Kesempatan untuk mandi pun tak ada.

Tengah hari, pada tahanan itu dibariskan keluar gedung, menuju kereta. Jangan berpikir untuk lari. Di kiri kanan barisan, agen-agen polisi siap memuntahkan peluru.

Kereta hampir berangkat ketika Mr. Soemanang datang dan dijebloskan juga ke dalam gerbong yang memuat para tahanan. Nyali Hadi ciut. Ia berharap salah satu orang yang bisa melepaskan dia adalah Mr. Soemanang. Dia pun ditahan juga rupanya.

Harapannya tinggal pada Mr. Sartono.

“Istrimu sudah menemui aku,” kata Soemanang kepada Hadi. “Dia perempuan kuat. Sedikitpun tak tampak perasaan lemah padanya. Aku ada beri sedikit uang, dan kupesankan padanya, kalau perlu pertolongan nanti datang saja ke Pemandangan. Kau jangan terlalu mengkuatirkan dia.”

Dan kereta bergerak.

Ke Sukabumi.

Mereka ditahan di sekolah pertanian yang dijadikan interneringkamp. Tak ada tahanan lain. Padahal Hadi tahu ada banyak orang yang ditangkap dan ditahan sebelum mereka. Di mana mereka ditahan jika bukan di Sukabumi ini? Apakah ini hanya tempat penahanan antara sebelum dibawa ke tempat lain lagi?

Bermalam semalam. Sarapan pagi dengan makanan yang lumayan enak, mereka lalu diangkut dengan truk terbuka. Bisik-bisik yang terdengar di antara petugas mereka akan dibawa ke interneringkamp Garut.

Hari yang tadi cerah berubah menjadi mendung, lalu hujan lebat sekali. Para tahanan itu sampai di Garut petang hari dengan basah kuyup. Mereka disambut serdadu-serdadu Belanda yang sangar dengan bedil terhunus.

“Besok kamu orang semua bangun pagi-pagi!”

Apakah perintah itu berarti mereka akan dibawa ke interneringkamp lain lagi? Atau mereka akan dibebaskan karena salah tangkap? Atau mereka akan diperiksa dahulu? Tak ada yang berani bertanya.

Mereka sekali lagi digeledah.

Lalu masing-masing menerima selimut dan tikar.

Interneringkamp Garut terdiri atas beberapa blok. Di sana ditahan berbagai macam manusia: orang Indonesia, Tionghoa, Formosa, Korea, beberapa orang Jepang, dan ada juga orang India.

Kamp itu dikelilingi kawat berduri.

Ada sekitar 500 orang ditahan di sana. Ada juga anak-anak yang masih disusui oleh ibunya. Begitu takutnyakah Belanda pada anak-anak sehingga mereka pun harus ditahan juga?

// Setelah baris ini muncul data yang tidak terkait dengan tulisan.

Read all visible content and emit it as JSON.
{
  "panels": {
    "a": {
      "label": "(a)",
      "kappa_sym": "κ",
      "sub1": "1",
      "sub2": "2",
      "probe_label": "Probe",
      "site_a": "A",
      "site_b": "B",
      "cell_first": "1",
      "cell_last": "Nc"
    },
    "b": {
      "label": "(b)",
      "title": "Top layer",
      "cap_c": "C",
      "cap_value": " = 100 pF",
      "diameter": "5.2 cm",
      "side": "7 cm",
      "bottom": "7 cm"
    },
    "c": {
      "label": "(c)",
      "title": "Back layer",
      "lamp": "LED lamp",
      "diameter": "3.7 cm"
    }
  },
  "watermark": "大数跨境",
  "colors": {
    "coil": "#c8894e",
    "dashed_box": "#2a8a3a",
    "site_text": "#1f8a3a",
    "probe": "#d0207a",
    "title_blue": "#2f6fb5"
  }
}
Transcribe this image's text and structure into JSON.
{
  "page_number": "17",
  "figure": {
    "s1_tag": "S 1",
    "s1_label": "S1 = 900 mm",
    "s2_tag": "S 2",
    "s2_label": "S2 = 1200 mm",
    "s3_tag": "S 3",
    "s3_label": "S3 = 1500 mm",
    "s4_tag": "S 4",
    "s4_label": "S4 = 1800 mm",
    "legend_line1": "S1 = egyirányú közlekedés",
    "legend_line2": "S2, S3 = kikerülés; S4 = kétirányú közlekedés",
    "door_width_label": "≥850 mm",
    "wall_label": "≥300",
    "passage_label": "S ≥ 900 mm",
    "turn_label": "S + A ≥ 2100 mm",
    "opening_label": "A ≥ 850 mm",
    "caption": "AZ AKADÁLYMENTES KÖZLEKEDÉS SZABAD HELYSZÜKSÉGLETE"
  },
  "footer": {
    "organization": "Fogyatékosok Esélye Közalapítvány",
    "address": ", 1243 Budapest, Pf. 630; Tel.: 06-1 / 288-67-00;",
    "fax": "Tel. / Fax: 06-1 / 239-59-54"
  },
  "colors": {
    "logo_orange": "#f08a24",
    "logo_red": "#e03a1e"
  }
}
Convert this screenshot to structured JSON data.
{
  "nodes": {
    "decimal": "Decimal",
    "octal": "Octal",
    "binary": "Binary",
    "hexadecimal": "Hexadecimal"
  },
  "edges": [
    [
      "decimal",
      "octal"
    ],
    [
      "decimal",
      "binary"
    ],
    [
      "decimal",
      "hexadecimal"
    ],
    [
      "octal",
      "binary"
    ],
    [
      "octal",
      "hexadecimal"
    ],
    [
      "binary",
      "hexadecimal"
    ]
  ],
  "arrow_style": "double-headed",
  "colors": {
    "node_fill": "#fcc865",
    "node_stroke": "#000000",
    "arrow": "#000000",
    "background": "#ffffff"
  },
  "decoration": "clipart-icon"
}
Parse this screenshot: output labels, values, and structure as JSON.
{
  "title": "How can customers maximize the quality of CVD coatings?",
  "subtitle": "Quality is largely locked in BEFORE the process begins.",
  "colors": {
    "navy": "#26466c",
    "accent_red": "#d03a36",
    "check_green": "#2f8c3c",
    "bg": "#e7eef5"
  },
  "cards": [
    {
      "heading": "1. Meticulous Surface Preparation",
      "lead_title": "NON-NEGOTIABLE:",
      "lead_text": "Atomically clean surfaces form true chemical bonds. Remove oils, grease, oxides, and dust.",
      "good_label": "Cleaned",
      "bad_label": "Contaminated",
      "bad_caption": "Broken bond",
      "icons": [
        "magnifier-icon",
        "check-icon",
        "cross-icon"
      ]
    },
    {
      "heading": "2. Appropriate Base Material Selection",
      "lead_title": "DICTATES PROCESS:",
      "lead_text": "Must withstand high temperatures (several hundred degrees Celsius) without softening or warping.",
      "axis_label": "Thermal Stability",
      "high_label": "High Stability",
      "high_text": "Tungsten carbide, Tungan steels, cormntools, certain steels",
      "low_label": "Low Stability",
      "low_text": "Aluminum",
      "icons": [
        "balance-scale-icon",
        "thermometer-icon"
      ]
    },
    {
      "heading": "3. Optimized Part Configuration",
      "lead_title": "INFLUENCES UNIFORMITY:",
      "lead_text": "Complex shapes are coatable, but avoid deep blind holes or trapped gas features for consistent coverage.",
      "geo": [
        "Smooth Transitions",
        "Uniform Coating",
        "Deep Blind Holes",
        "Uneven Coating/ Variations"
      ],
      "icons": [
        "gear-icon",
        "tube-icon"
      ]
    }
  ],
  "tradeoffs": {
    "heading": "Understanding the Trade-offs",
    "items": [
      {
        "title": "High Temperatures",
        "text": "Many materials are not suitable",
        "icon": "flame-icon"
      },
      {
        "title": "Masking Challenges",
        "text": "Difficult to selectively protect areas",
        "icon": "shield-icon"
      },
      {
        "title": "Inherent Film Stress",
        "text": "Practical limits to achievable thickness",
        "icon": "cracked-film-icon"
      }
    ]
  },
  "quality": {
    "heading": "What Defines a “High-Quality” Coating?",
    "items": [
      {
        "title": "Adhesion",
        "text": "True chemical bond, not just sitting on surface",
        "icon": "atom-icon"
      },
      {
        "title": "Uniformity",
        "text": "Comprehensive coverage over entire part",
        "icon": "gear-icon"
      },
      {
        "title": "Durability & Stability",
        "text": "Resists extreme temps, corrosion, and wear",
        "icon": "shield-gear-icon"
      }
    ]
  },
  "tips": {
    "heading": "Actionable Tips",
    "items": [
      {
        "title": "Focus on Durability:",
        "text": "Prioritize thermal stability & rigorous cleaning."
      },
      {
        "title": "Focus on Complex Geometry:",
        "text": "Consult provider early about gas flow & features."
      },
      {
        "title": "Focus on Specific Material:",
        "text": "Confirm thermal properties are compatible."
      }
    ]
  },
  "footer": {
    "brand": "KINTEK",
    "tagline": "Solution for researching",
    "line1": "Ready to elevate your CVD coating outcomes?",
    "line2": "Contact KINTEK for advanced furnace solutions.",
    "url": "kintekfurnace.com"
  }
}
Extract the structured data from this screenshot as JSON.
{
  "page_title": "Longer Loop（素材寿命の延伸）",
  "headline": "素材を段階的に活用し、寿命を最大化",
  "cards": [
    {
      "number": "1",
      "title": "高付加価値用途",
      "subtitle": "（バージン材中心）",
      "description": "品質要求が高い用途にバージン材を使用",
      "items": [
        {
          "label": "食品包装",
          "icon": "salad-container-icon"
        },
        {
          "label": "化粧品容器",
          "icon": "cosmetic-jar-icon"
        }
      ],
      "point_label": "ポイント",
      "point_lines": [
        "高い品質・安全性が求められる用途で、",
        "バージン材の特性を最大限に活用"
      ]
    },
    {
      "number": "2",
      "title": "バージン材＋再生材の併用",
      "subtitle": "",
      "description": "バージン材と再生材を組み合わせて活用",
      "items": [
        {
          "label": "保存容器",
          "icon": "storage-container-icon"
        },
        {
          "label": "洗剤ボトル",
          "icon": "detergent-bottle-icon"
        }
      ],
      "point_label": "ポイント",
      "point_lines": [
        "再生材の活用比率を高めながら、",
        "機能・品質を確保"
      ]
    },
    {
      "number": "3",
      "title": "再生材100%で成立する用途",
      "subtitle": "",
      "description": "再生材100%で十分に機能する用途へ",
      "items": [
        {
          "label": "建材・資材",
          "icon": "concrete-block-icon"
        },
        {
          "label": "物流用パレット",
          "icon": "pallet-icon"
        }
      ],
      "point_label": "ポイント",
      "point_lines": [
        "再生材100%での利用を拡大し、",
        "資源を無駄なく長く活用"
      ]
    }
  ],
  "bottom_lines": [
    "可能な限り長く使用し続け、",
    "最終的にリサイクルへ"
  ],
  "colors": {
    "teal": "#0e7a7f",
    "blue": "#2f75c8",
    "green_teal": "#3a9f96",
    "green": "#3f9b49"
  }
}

Hadi lekas tertidur, karena lelah. Amat lelah. Ia hanya sempat berdoa dalam hati: Tuhan, jika nanti hanya namaku yang pulang, semoga anak yang lahir dari rahim istriku, lahir seorang pahlawan yang membalas dendamku, dendam bangsa ini

*

Udara dingin Garut yang dilindungi Gunung Galunggung, Cikurai, dan Papandayan, harus mereka lawan subuh itu. Fajar belum lagi terbit. Gunung-gunung tadi hanya tampak sebagai siluet. Hadi, melihat para tahanan lain, Dasaad, Hakim, Imam, Moelia, Samsoeri, Sipahoetar, Soekarni, Mr. Soemanang, Wasdji, juga sudah bangun. Mereka siap diberangkatkan.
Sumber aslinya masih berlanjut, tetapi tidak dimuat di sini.